Despite the context, the pressure will still be on the Dutch to deliver, especially against a debuting but evolving Portugal team. In an unforgiving group, there is little room for error. — Sophie Lawson

Group F: France vs. Jamaica (Sydney Football Stadium; 8 p.m. local / 6 a.m. ET / 11 a.m. UK)

Odds: France -6000, Draw +1200, Jamaica +8000

Coming into yet another tournament as something between favourites and sneaky contenders, France’s problems off of the pitch — like Jamaica’s — have been well-documented but even with Hervé Renard bringing positivity and joy back to Les Bleues, the World Cup may have come just too soon for France. Without Marie-Antoinette Katoto, Amandine Henry, Griedge Mbock and Delphine Cascarino, there’s no question that France have been considerably weakened in each third of the pitch.

We have also seen them struggle for their best in the limited time Renard has had with the squad. Favourites against the Reggae Girlz, France will be looking for a strong showing against Jamaica to build through the group stage but their defence will be given a stern test by Bunny Shaw & Co. — Sophie Lawson

Crystal Dunn playing with freedom and fury
Motherhood and finding her voice have helped the U.S. women’s national team veteran liberate herself from the pressure to perform.

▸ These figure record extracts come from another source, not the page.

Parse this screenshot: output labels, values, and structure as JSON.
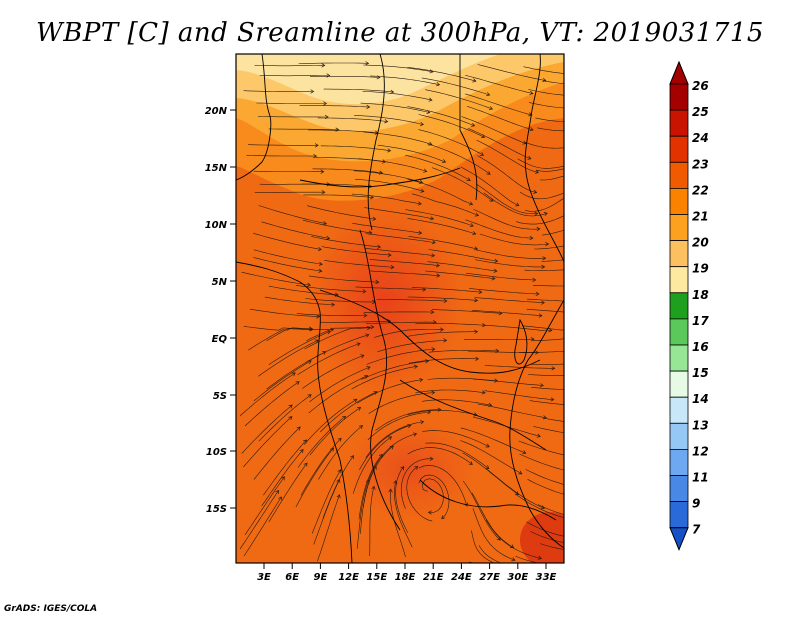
{
  "title": "WBPT [C] and Sreamline at 300hPa, VT: 2019031715",
  "credit": "GrADS: IGES/COLA",
  "map": {
    "lat_labels": [
      "20N",
      "15N",
      "10N",
      "5N",
      "EQ",
      "5S",
      "10S",
      "15S"
    ],
    "lon_labels": [
      "3E",
      "6E",
      "9E",
      "12E",
      "15E",
      "18E",
      "21E",
      "24E",
      "27E",
      "30E",
      "33E"
    ]
  },
  "colorbar": {
    "levels": [
      "26",
      "25",
      "24",
      "23",
      "22",
      "21",
      "20",
      "19",
      "18",
      "17",
      "16",
      "15",
      "14",
      "13",
      "12",
      "11",
      "9",
      "7"
    ],
    "colors": [
      "#a50000",
      "#c81400",
      "#e13200",
      "#f05a00",
      "#fa8200",
      "#fca020",
      "#fcc060",
      "#fde9a0",
      "#1ea01e",
      "#5ac85a",
      "#96e696",
      "#e6fae6",
      "#c8e8fa",
      "#96c8f5",
      "#6ea8f0",
      "#4a88e6",
      "#2a6ad8",
      "#1450c8"
    ]
  }
}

England’s turbulent World Cup prep
It’s been a difficult year for the Lionesses since winning the Euros at home last summer. Can they rally, shrugging off key injuries and off-field conflict, to make a strong run at the World Cup?

Why are so many Women’s World Cup stars missing due to torn ACLs?
The list of absentees is depressingly long. Why is this long-term injury so much more prevalent in the women’s game?

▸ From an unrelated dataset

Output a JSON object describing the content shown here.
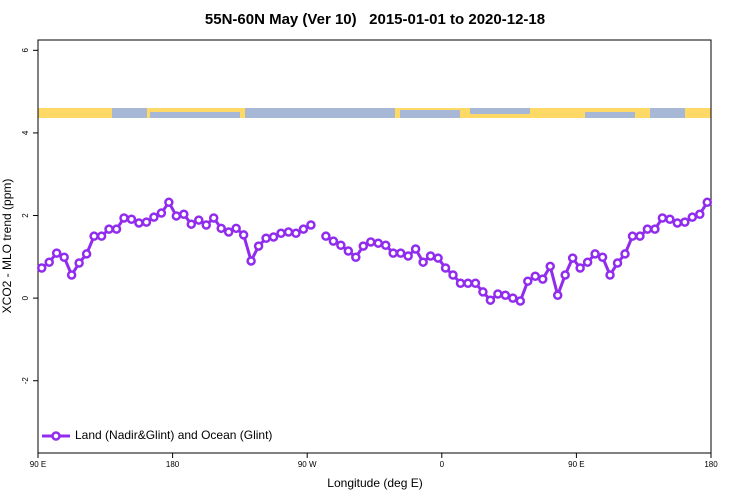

When you score (twice) in your first ever World Cup game, chances are you are going to be named the player of the match. So when Sophia Smith was tabbed as the top player from the USWNT’s 3-0 win over Vietnam, she got the snazzy trophy — from her dad!

As dads often do, Kenny Smith was quite doting over his daughter as he gave her a big hug for her stellar performance. As she said, “Thanks, Dad!”